Según el Análisis de Impacto sobre Igualdad Racial (AIIR) desarrollado por organizaciones antirracistas y coordinado por Righst International Spain, el principal motivo de denegación es la pertenencia a una Unidad de Convivencia diferente a la de la solicitud realizada (29,77%). Esta situación afecta gravemente a familias de personas migrantes y gitanas que, por cuestiones estructurales, además de compartir viviendas suelen empadronar a familiares y amigos, o empadronan a sus hijas/os en direcciones diferentes para poder acceder a una plaza en un centro educativo. Esta misma investigación identifica como principales obstáculos la brecha digital y las trabas burocráticas que plantea una prestación destinada a los más vulnerabilizados.
La falta de transparencia en materia de utilización de la IA a nivel gubernamental nos impide conocer qué tipo de programas informáticos se están utilizando en el análisis de las solicitudes del IMV, pero observamos un sesgo racial y de clase, que impide que este beneficio llegue a todas las familias que lo necesitan.
Software que no reconocen tu rostro o te confunden con un animal
Otro de los grandes problemas demostrados en la IA es el relativo a los algoritmos de reconocimiento facial, es decir, la identificación de personas a través de una imagen digital. Se trata de un mecanismo que conlleva la vulneración de los derechos más fundamentales como lo son los relativos a la privacidad o a tener conocimiento de que estos datos se están registrando, además de los riesgos de seguridad que plantea la filtración de una información de la que no nos podemos deshacer.
Por otra parte, estos algoritmos plantean el problema descrito por la investigadora del MIT y fundadora de la Algorithmic Justice League, Joy Buolamwini, de ascendencia ghanesa, que descubrió que diversos programas de reconocimiento facial eran incapaces de “leer” su rostro, a menos que se pusiera una máscara blanca.

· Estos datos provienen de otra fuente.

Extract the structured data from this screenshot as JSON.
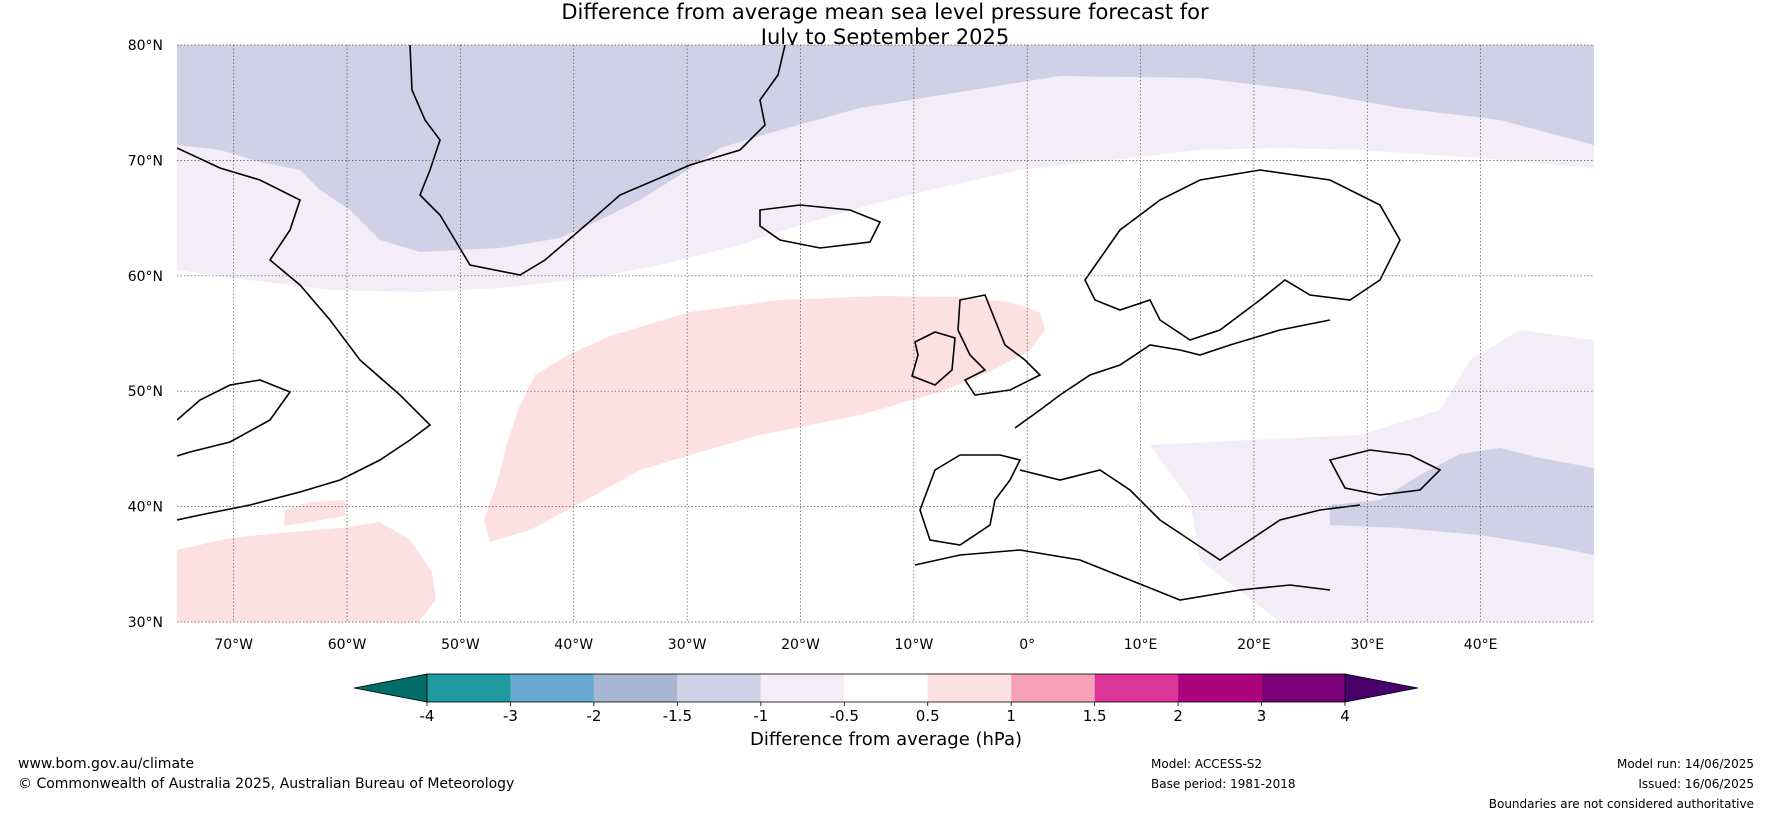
{
  "title": {
    "line1": "Difference from average mean sea level pressure forecast for",
    "line2": "July to September 2025"
  },
  "map": {
    "region": "North Atlantic and Europe",
    "lon_range": [
      -75,
      50
    ],
    "lat_range": [
      30,
      80
    ],
    "lat_ticks": [
      {
        "value": 80,
        "label": "80°N"
      },
      {
        "value": 70,
        "label": "70°N"
      },
      {
        "value": 60,
        "label": "60°N"
      },
      {
        "value": 50,
        "label": "50°N"
      },
      {
        "value": 40,
        "label": "40°N"
      },
      {
        "value": 30,
        "label": "30°N"
      }
    ],
    "lon_ticks": [
      {
        "value": -70,
        "label": "70°W"
      },
      {
        "value": -60,
        "label": "60°W"
      },
      {
        "value": -50,
        "label": "50°W"
      },
      {
        "value": -40,
        "label": "40°W"
      },
      {
        "value": -30,
        "label": "30°W"
      },
      {
        "value": -20,
        "label": "20°W"
      },
      {
        "value": -10,
        "label": "10°W"
      },
      {
        "value": 0,
        "label": "0°"
      },
      {
        "value": 10,
        "label": "10°E"
      },
      {
        "value": 20,
        "label": "20°E"
      },
      {
        "value": 30,
        "label": "30°E"
      },
      {
        "value": 40,
        "label": "40°E"
      }
    ],
    "gridlines": "dotted",
    "colors": {
      "land_outline": "#000000",
      "border": "#777777",
      "band_minus_1_5_to_minus_1": "#d0d1e6",
      "band_minus_1_to_minus_0_5": "#f2edf6",
      "band_0_5_to_1": "#fde0e0"
    }
  },
  "colorbar": {
    "title": "Difference from average (hPa)",
    "ticks": [
      "-4",
      "-3",
      "-2",
      "-1.5",
      "-1",
      "-0.5",
      "0.5",
      "1",
      "1.5",
      "2",
      "3",
      "4"
    ],
    "colors": [
      "#006d6a",
      "#1f9aa0",
      "#67a9cf",
      "#a6b6d3",
      "#d0d1e6",
      "#f2edf6",
      "#ffffff",
      "#fde0e0",
      "#f8a1b8",
      "#dd3497",
      "#ae017e",
      "#7a0177",
      "#49006a"
    ],
    "extend": "both"
  },
  "footer": {
    "website": "www.bom.gov.au/climate",
    "copyright": "© Commonwealth of Australia 2025, Australian Bureau of Meteorology",
    "model": "Model: ACCESS-S2",
    "base_period": "Base period: 1981-2018",
    "model_run": "Model run: 14/06/2025",
    "issued": "Issued: 16/06/2025",
    "disclaimer": "Boundaries are not considered authoritative"
  }
}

Tras esta experiencia, Buolamwini decidió probar la precisión de los sistemas de IBM, Microsoft y Megvii sobre una base de datos de 1.270 rostros de políticos. Al finalizar las pruebas, estableció dos cosas: primero, que los software identificaban con mayor precisión a hombres que a mujeres; y segundo, que identificaban mejor a hombres de piel blanca que de piel oscura y que también identificaban mejor a mujeres de piel blanca que de piel oscura. Mientras que en el caso de varones blancos el margen de error era inferior al 1%, este aumentaba a 35% cuando se trataba de rostros de mujeres negras.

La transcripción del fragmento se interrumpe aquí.